My legs feel like they've been run over by a semi... And they're feeling better than they did yesterday. *sigh* At least I have a job... I don't think I'm physically up to it though. ...I feel like such a dissapointment. No matter what I do I'm fucking up. At least I'm trying.... God, I'm getting so sick of "at least"s. And I'm getting tired of wondering why things just can't go right! Its fucking bullshit. I Just want one tiny fucking thing to go well without any sudden "Oh shit"s or "goddamnit"s. I'm tired of telling myself "don't get your hopes up". And being right. I'm tired of caring what I do to other people. I'm tired of caring what I do to myself. I'm just fucking tired. I want to be able to say what I'm thinking without having to censor myself in regards to other people's feelings. I want to feel like something I do matters. I want to feel good about myself at the end of the day. Shit, I just want to feel good about SOMETHING. I want to sleep without wondering if I'll have water and electricity when I wake.
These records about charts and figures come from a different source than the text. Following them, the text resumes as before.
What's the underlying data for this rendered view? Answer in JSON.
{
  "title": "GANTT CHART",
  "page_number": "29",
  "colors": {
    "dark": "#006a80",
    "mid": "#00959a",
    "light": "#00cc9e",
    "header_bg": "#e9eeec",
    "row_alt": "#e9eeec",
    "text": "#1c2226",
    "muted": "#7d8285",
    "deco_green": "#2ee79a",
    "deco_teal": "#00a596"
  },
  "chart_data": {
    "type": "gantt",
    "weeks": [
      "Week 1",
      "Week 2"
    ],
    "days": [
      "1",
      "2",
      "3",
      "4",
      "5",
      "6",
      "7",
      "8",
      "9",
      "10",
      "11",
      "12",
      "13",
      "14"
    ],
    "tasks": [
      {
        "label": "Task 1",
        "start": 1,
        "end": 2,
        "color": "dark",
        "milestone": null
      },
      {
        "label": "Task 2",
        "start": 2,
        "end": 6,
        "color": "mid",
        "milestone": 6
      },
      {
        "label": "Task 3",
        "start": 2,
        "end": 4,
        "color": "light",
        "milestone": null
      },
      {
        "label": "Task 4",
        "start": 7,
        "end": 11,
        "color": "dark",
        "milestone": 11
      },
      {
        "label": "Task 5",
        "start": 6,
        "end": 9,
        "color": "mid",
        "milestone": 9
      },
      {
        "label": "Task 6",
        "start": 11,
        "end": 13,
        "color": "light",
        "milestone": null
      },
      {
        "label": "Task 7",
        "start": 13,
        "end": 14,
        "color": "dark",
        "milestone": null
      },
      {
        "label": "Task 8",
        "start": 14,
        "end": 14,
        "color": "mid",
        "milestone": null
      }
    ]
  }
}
I want to be able to empty a can of formula without getting knots in my stomache, wondering if I'll be able to feed my daughter. I want to be able to make myself a meal without wondering if I should only eat one that day. I want a bed, and shoes that aren't torn to shit, and a bra that fits. I want to be able to interact with someone without having to worry about what my actions are making them think. I want to be able to tell people HONESTLY how I am and whats been going on in my life. I want to feel comfortable. I want to not have a list of things I want. ...And today's not even a bad day....
Read 4 comments
You probably pretty much this same comment all the time but im gonna say it anyway...awww that baby is soo cute.

-Fantasmatranoi
[Anonymous]
hello luv.You know that you always have me if you ever need to talk or whatever.no matter what.oh my new # is 816-500-9195.I only have a few minutes left til friday but call if u want them.oh and email me directions from Shawnee mission parkway to there and I will stop by one day after I get off work and say hello.I have my own car now and get paid every friday.If u need help,u have but to ask and I will do what I can.
You don't ever have to censor yourself with me. Obviously I don't censor myself with you.. And in this situation, I'm sure I should have.
I am still here for you, regardless of how I feel regarding things I shouldn't bring up... Nothing's changed as far as how I feel about you, and about supporting you. I hope you know that..
Remember I'm always here for you to talk to if you need me and there is never any reason for you to censor anything because I won't hold it against you or tell anyone else unless you want me to. Just remember my Walmart discount and free massage are yours whenever you want them. I'm working overnights this week, so my sleep will be whacky, but that's about it. Now hopefully I'll see you Wednesday night at the renfest reunion party and talk then.